CAE is Cleared for Takeoff

While the world threw cash at “revenge travel” post-pandemic, we steered clear of airline stocks. They’re capital-intensive, cyclical, and full of turbulence—not our cup of tea. (See our August 2, 2024, blog Air Canada Has Too Much Baggage)

That said, travel remains a dominant theme, but we’re playing it differently.

CAE is a Canadian company that sells flight simulators and provides civil and defense training. With a global pilot shortage looming—a full 264,000 airline pilots and 60,000 business jet pilots will be needed over the next decade—someone has to train them.

We bought shares for suitable clients at C$27.61 per share. Today, it’s trading just over C$35—a decent 27% gain. Old, fixed-price defense contracts were a drag, but CAE has been systematically clearing them out. Only five problem contracts remain. As they disappear, defense margins will climb, boosting profitability.

Investors have taken notice that the company’s turned a corner. When earnings came out on February 14, the stock soared 14%. This followed a 12% jump after November’s earnings. 

Meanwhile, activist investor Browning West now owns 4.3% of CAE. The company recently added four new directors, including Browning West co-founder Peter Lee.
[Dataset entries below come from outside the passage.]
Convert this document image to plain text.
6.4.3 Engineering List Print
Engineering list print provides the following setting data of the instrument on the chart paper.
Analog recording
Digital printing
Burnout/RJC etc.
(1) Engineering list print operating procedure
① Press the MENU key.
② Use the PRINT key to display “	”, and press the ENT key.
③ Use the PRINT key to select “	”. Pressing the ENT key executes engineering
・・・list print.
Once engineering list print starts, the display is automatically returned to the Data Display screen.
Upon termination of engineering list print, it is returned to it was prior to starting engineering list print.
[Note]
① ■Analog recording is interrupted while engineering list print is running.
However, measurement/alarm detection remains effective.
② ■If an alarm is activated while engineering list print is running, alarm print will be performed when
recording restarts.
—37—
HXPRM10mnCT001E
Covid hit CAE hard—it even suspended its dividend in 2020. We’d love to see it reinstated. Historically, CAE pays out 30% of earnings, which could support a $0.40 per share dividend. Not massive, but dividends attract a different class of investor. (See our March 22, 2024, blog Is Alphabet’s Next Share Price Catalyst a Dividend?) For now, the company is prioritizing debt reduction.

CAE has set a three-year earnings growth target in the low- to mid-teens. With those bad defense contracts clearing, that goal looks highly achievable.

And tariffs? A non-issue. Two-thirds of CAE’s revenue comes from services (training), which are easy to shield. CEO Marc Parent even shrugged off concerns during last quarter’s conference call, noting that most simulator parts are sourced from the European Union or the U.S.

A global pilot shortage fuels demand, contract cleanup boosts margins, and an activist investor is shaking things up. We see strong tailwinds ahead and continue to buy CAE for new clients.